Building Scalable Solutions Using FormKiQ
What You Will Build
In this tutorial, you will design a scalable AWS-native document processing solution using FormKiQ as the document layer. The result is a reference architecture and implementation plan for applications that need high-volume document ingestion, metadata control, asynchronous processing, search, governance, and operational visibility.
This is an architecture tutorial rather than a single endpoint walkthrough. It shows how to combine the smaller FormKiQ workflows into a customer-ready solution pattern.
Before You Begin
Confirm you have:
- A deployed FormKiQ environment. See Quick Start.
- Access to the FormKiQ API endpoint from the CloudFormation stack outputs.
- A JWT access token or API key for API testing. See Get a JWT Authentication Token.
- A basic understanding of Amazon S3, DynamoDB, Lambda, EventBridge, CloudWatch, and dead-letter queues.
- Optional: a FormKiQ Core deployment with Typesense and Tesseract enabled if you want open-source full-text search and basic OCR.
- Optional: commercial modules enabled if your solution requires Amazon Textract, Amazon OpenSearch Service, malware scanning, document generation, OPA, or document versioning.
Variables Used
| Placeholder | Description |
|---|---|
HTTP_API_URL | FormKiQ API endpoint from the CloudFormation stack output, including https://. |
AUTHORIZATION_TOKEN | JWT access token or API key used in the Authorization header. |
SITE_ID | FormKiQ site ID. Use default unless your deployment uses multiple sites. |
DOCUMENT_ID | Document ID returned when a test document is uploaded. |
The examples below use shell variables.

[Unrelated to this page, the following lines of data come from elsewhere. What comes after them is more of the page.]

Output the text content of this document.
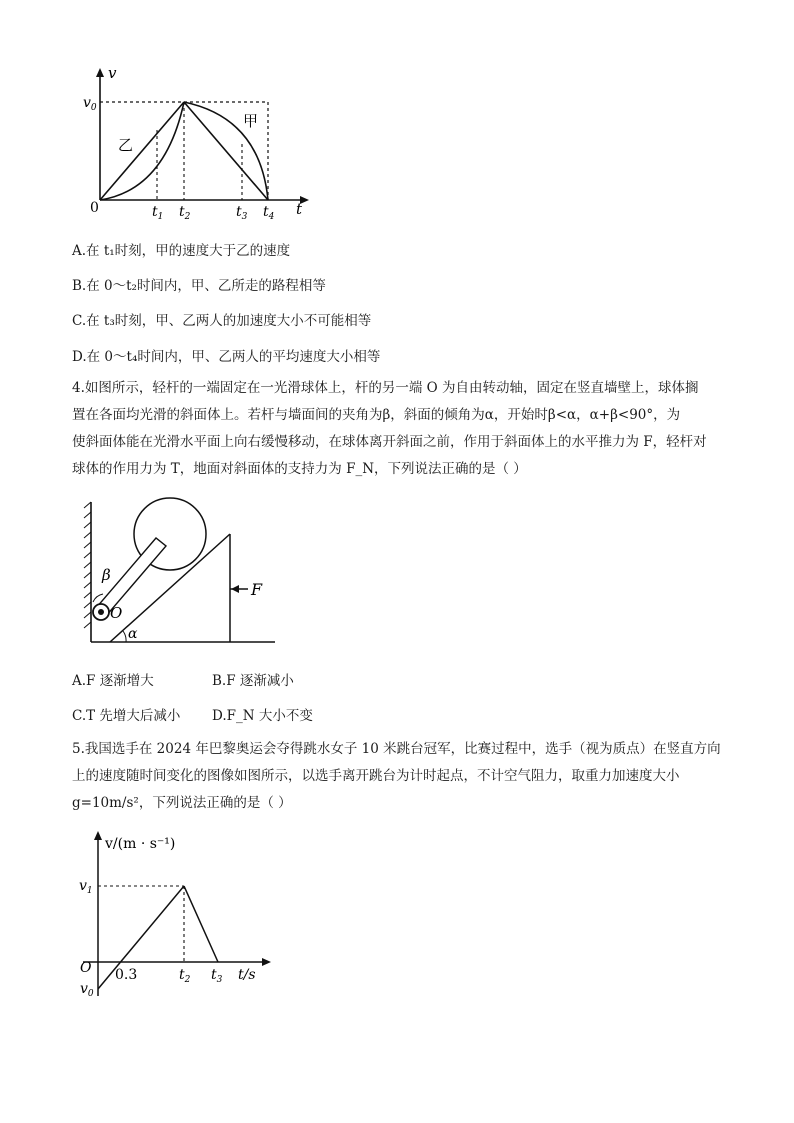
v
t
0
$v_0$
乙
甲
$t_1$ $t_2$	$t_3$ $t_4$
A.在 t₁时刻，甲的速度大于乙的速度
B.在 0～t₂时间内，甲、乙所走的路程相等
C.在 t₃时刻，甲、乙两人的加速度大小不可能相等
D.在 0～t₄时间内，甲、乙两人的平均速度大小相等
4.如图所示，轻杆的一端固定在一光滑球体上，杆的另一端 O 为自由转动轴，固定在竖直墙壁上，球体搁
置在各面均光滑的斜面体上。若杆与墙面间的夹角为β，斜面的倾角为α，开始时β<α，α+β<90°，为
使斜面体能在光滑水平面上向右缓慢移动，在球体离开斜面之前，作用于斜面体上的水平推力为 F，轻杆对
球体的作用力为 T，地面对斜面体的支持力为 F_N，下列说法正确的是（ ）
β
O
α
F
A.F 逐渐增大	B.F 逐渐减小
C.T 先增大后减小 D.F_N 大小不变
5.我国选手在 2024 年巴黎奥运会夺得跳水女子 10 米跳台冠军，比赛过程中，选手（视为质点）在竖直方向
上的速度随时间变化的图像如图所示，以选手离开跳台为计时起点，不计空气阻力，取重力加速度大小
g=10m/s²，下列说法正确的是（ ）
v/(m · s⁻¹)
$v_1$
O
$v_0$
0.3	$t_2$ $t_3$ t/s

Replace the values before running the commands:
export HTTP_API_URL="https://your-formkiq-api.example.com"
export AUTHORIZATION_TOKEN="your-jwt-access-token-or-api-key"
export SITE_ID="default"
export DOCUMENT_ID="your-document-id"
What This Tutorial Does Not Build
This tutorial does not deploy a complete application stack, benchmark your production workload, or replace environment-specific architecture review. Use it as the design baseline for a scalable implementation, then validate the design with your own document sizes, document volumes, security requirements, edition/module choices, and AWS service limits.
The examples show both Core-compatible and commercial-module patterns. FormKiQ Core can use Tesseract for OCR and Typesense for text search when those components are enabled. Commercial offerings can add Amazon Textract for advanced OCR/IDP and Amazon OpenSearch Service for enhanced full-text search and raw OpenSearch queries.
Workflow Overview
- Choose the document ingestion pattern.
- Normalize documents at the FormKiQ boundary.
- Model metadata for scale.
- Move expensive work into asynchronous processing.
- Add search and retrieval paths.
- Add security and governance controls.
- Add reliability and operating controls.
- Validate the architecture before production traffic.
Step 1: Choose the Document Ingestion Pattern
Start by matching the ingestion pattern to the workload. Avoid forcing every use case through the same endpoint.
| Pattern | Best for | Use when |
|---|---|---|
Inline POST /documents | Small text or JSON documents | The request payload is small and the application needs a simple synchronous create. |
| Presigned upload | Browser uploads, large files, mobile apps | The file can be uploaded directly to S3 after FormKiQ creates the document record. |
| FileSync CLI or batch import | Migration, high-volume loading, repeated imports | The source is a filesystem, S3 location, CSV, or migration export. |
| Server-side proxy | Custom validation, product-specific authorization, internal APIs | You need your own application API between clients and FormKiQ. |
| Public intake or webhooks | External partners, forms, integration callbacks | You need controlled intake from outside your authenticated application. |
For scalable systems, prefer presigned uploads for large files. The application asks FormKiQ for an upload URL, then the client sends bytes directly to S3. That keeps the API request path short and avoids routing large files through your own application servers.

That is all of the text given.